Horacio Labastida
Universidad en el siglo XXI
Creo que el reciente libro de Pablo González Casanova, La universidad necesaria en el siglo xxi (Era, 2001), es contribución de gran importancia a la idea de la enseñanza superior en las actuales y adversas circunstancias mexicanas, sobre todo si en cuenta se tienen los dos compromisos esenciales que sustancian el quehacer universitario en la conciencia del pueblo que lo anima y sustenta. El primer compromiso pleno es la verdad, junto con la ciencia que permite develarla en la naturaleza y la sociedad, así como sus muy variados usos y aplicaciones, tan delicados y tensionales que exigen, para llevarlos adelante, un enhebramiento de la verdad con el segundo compromiso universitario, el moral, o sea la traducción de verdad en bien común excluyente de la cosificación inervada en cualquier forma de opresión angostante o purgante de la libertad humana.
La historia de México muestra dos estelares momentos desenajenantes del claustro académico. El que inició la generación ilustrada de Valentín Gómez Farías y José María Luis Mora, orientado a la expulsión del sistema dogmático que introdujo la Colonia a través de la Real y Pontificia Universidad, acordada por Felipe II en 1551, y puesta en marcha dos años después, liberación ciertamente lograda hasta que la República derrotó al partido conservador en la Guerra de Tres Años (1858-61), a los invasores de Napoleón III y al llamado Segundo Imperio (1864-67). Apoyándose en estos hechos y en la Constitución de 1857 y las Leyes de Reforma de 1859, el presidente Benito Juárez y su ministro Martínez de Castro formaron la comisión de educación que escuchó a Gabino Barreda, y con la dirección del sabio discípulo de Comte resultó inaugurada la Escuela Nacional Preparatoria, abanderada en el positivismo que puso fin al dogmatismo virreinal.
El otro extraordinario momento estalló en 1929. La huelga estudiantil encabezada por Alejandro Gómez Arias y Salvador Azuela terminó en una victoria inolvidable: el entonces presidente Emilio Portes Gil decretó la autonomía universitaria que desde entonces acentúa la radicalidad axiológica de la libertad de cátedra e investigación frente al autoritarismo que escóndese tras bambalinas del presidencialismo autoritario que iniciaron Obregón y Calles, en el lapso que separa el asesinato de Venustiano Carranza y la caída del jefe máximo de la Revolución, acontecimiento este que ocurrió en el segundo año de la administración de Lázaro Cárdenas (1934-1940).
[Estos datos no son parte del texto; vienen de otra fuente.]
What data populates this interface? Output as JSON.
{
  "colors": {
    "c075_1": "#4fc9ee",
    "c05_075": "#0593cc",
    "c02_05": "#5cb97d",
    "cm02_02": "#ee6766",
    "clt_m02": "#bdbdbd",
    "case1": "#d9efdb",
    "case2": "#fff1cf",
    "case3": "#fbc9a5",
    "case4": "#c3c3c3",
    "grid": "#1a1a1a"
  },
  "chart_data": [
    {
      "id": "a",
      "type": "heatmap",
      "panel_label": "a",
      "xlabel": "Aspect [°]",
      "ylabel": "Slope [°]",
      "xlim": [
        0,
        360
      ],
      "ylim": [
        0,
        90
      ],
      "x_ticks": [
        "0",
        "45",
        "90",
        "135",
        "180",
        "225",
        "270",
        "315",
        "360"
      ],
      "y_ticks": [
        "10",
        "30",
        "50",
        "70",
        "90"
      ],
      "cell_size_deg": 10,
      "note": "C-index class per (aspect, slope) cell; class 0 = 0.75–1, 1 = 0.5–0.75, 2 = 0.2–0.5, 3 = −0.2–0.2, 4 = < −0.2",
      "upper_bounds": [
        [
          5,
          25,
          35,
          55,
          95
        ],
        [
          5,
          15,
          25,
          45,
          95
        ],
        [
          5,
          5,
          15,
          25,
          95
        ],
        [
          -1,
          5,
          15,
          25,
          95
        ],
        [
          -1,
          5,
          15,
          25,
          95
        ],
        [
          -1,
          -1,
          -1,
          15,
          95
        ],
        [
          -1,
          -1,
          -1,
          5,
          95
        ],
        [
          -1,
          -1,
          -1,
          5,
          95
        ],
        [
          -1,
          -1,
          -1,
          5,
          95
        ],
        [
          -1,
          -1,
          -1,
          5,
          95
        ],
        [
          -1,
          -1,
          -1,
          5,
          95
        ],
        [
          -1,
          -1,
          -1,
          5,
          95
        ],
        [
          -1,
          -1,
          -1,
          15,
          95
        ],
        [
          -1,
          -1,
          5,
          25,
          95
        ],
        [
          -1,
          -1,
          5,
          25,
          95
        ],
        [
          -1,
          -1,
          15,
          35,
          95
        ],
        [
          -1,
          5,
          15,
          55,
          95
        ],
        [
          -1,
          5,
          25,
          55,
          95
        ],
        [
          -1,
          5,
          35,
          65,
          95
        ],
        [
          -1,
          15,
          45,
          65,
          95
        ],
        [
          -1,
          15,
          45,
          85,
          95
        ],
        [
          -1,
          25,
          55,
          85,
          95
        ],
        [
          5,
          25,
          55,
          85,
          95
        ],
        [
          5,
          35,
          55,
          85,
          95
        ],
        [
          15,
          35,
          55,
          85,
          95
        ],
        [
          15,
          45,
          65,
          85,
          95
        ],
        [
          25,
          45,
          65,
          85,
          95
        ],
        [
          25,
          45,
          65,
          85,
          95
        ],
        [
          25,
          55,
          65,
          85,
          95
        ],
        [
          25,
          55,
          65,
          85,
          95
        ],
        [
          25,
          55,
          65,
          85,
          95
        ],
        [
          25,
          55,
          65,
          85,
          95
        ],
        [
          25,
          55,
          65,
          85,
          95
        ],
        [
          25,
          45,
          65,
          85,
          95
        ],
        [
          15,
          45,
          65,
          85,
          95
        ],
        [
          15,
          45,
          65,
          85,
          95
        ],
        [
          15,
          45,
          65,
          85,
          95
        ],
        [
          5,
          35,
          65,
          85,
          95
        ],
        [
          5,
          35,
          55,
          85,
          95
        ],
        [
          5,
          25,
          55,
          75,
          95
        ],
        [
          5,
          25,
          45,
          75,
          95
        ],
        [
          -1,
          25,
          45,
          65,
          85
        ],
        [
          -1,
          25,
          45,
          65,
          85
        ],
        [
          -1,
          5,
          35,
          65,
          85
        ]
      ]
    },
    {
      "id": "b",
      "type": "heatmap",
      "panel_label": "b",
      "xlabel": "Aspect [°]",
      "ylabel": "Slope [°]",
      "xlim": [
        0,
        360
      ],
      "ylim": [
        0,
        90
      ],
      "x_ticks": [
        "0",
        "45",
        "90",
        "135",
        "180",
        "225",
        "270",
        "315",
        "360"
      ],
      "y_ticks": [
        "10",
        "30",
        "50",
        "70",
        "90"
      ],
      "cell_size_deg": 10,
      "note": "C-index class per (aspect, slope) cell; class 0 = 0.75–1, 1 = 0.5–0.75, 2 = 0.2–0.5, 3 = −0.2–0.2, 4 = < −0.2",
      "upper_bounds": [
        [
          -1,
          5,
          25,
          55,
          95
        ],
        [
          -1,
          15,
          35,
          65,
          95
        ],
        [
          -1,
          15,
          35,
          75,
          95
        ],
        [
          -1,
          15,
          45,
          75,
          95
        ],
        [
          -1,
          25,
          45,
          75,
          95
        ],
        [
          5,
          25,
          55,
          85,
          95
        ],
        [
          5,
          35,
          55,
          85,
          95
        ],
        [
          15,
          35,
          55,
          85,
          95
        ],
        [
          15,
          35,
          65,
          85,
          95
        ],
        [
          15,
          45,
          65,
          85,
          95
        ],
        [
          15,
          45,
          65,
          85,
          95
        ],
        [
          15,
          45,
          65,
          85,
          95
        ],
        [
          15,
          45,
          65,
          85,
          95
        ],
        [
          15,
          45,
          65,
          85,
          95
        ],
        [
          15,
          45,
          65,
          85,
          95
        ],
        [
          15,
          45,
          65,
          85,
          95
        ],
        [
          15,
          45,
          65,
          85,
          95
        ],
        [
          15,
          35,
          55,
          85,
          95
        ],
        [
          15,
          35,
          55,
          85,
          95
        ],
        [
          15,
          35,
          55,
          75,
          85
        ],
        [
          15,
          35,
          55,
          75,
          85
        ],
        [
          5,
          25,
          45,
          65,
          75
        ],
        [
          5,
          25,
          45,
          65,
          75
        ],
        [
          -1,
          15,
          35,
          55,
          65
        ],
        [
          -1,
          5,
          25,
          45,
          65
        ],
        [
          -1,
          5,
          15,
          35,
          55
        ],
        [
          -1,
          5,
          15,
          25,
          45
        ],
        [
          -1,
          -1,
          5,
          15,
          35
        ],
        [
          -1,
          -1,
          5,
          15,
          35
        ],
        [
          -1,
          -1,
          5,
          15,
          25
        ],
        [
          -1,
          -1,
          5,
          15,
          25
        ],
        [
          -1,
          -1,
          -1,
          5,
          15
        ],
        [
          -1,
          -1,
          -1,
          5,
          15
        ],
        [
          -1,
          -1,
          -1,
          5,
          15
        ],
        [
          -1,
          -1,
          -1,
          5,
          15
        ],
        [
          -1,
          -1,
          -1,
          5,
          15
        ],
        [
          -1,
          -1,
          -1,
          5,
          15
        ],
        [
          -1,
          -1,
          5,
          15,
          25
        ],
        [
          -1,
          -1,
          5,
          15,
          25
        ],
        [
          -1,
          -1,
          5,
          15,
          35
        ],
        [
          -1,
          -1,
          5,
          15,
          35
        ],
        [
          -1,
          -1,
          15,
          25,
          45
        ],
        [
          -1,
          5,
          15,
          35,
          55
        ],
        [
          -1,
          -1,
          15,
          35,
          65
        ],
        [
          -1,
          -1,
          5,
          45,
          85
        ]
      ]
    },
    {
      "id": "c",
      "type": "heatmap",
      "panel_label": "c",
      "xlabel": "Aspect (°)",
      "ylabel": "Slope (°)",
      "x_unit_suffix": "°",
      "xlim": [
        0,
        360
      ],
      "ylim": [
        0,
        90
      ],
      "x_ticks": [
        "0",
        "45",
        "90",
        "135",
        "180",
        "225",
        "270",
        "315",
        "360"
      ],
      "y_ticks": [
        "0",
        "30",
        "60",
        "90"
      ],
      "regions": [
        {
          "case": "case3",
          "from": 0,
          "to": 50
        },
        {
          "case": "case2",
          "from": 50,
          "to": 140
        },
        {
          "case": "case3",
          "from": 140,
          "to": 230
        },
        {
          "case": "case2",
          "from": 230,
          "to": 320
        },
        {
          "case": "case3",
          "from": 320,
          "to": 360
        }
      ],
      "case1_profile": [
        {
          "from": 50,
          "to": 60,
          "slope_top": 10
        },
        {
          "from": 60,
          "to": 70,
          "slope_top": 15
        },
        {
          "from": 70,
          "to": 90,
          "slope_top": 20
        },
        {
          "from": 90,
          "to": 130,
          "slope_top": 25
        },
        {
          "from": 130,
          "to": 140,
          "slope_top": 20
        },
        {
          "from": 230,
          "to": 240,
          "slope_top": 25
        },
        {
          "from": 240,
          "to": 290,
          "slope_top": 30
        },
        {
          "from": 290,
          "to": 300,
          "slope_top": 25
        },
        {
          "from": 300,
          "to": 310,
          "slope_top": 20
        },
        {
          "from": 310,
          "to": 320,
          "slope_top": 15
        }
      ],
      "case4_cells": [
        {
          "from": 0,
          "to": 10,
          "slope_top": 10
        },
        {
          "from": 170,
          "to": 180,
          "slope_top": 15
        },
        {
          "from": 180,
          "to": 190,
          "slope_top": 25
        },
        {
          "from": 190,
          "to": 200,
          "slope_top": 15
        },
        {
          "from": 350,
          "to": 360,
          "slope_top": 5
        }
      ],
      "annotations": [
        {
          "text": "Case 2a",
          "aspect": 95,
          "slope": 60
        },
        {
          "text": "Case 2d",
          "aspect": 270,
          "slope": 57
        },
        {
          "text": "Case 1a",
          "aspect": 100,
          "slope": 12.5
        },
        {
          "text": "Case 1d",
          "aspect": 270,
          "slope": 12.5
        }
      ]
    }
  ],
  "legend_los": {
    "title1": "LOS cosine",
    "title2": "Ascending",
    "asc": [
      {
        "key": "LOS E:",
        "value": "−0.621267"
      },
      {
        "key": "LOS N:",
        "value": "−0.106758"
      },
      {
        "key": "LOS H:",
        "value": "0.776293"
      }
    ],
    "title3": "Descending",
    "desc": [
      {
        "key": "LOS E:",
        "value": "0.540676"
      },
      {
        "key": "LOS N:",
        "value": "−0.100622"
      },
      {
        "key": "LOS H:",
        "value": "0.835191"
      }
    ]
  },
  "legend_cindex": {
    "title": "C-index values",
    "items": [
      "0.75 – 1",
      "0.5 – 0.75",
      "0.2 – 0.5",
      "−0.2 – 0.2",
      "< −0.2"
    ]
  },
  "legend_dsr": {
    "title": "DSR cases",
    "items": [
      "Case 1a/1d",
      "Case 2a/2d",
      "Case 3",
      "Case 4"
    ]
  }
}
Más o menos tres lustros adelante, con motivo de las graves perturbaciones que sufrió la universidad durante las recto-rías de Brito Fouché, Samuel Ramírez Moreno y José Aguilar Alvarez (bienio 1942-44), la Junta de Gobierno presidida por Alfonso Caso pergeñó la Ley Orgánica de 1945, que hasta la fecha reglamenta a la institución fundada por Justo Sierra en 1910.
Pero en nuestro tiempo las cosas son mucho más graves y sutiles que en 1867 y 1929. Una viva claridad de pensamiento asiste a González Casanova cuando señala que los superpoderes económicos y militares buscan hoy reducir al hombre a instrumento de las ganancias y acumulaciones de capital que le son indispensables para reproducir una y otra vez sus privilegiadas posiciones de dominio, servidumbre que por lo demás arrincona y trata de aniquilar el juicio crítico redentor de la dignidad de las gentes y sus familias. Herbert Marcuse llamó a este empeño de la ideología neoliberal: la unidimensionalización del espíritu humano, o sea, suprimir la capacidad de objetar la validez del proyecto mutilante que enarbola el elitismo trasnacional contemporáneo. Hacer de los pueblos un insumo en la contabilidad de las empresas multinacionales es la finalidad suprema del poder metropolitano. Y éste es precisamente el reto de la universidad de nuestro siglo: ¿cómo preservar la libertad del hombre y consecuentemente la aptitud crítica que lo mantiene y perfecciona como ser pluridimensional? Si al antidogmatismo y a la autonomía agrega la universidad tanto una alta calidad en la enseñanza de ciencias y humanidades, cuanto una vida democrática que garantice al interior el procesamiento adecuado de las demandas y aspiraciones de la comunidad de profesores, alumnos y trabajadores, y al exterior un enlace sin solución con la sociedad que la cobija, si esto se fortalece y enriquece por una práctica sistemática y general, la universidad es y será sin duda una institución que contribuya a impedir la caída del hombre en la lógica de su autodestrucción; es decir, en la trágica inmolación de la libertad. En Doctor Faustus escribió Thomas Mann que la única manera de frenar la barbarie es acudir a las ciencias humanistas y cultivar "el ideal del hombre bello y libre". ¿Acaso hay otro modo de expulsar lo demoniaco?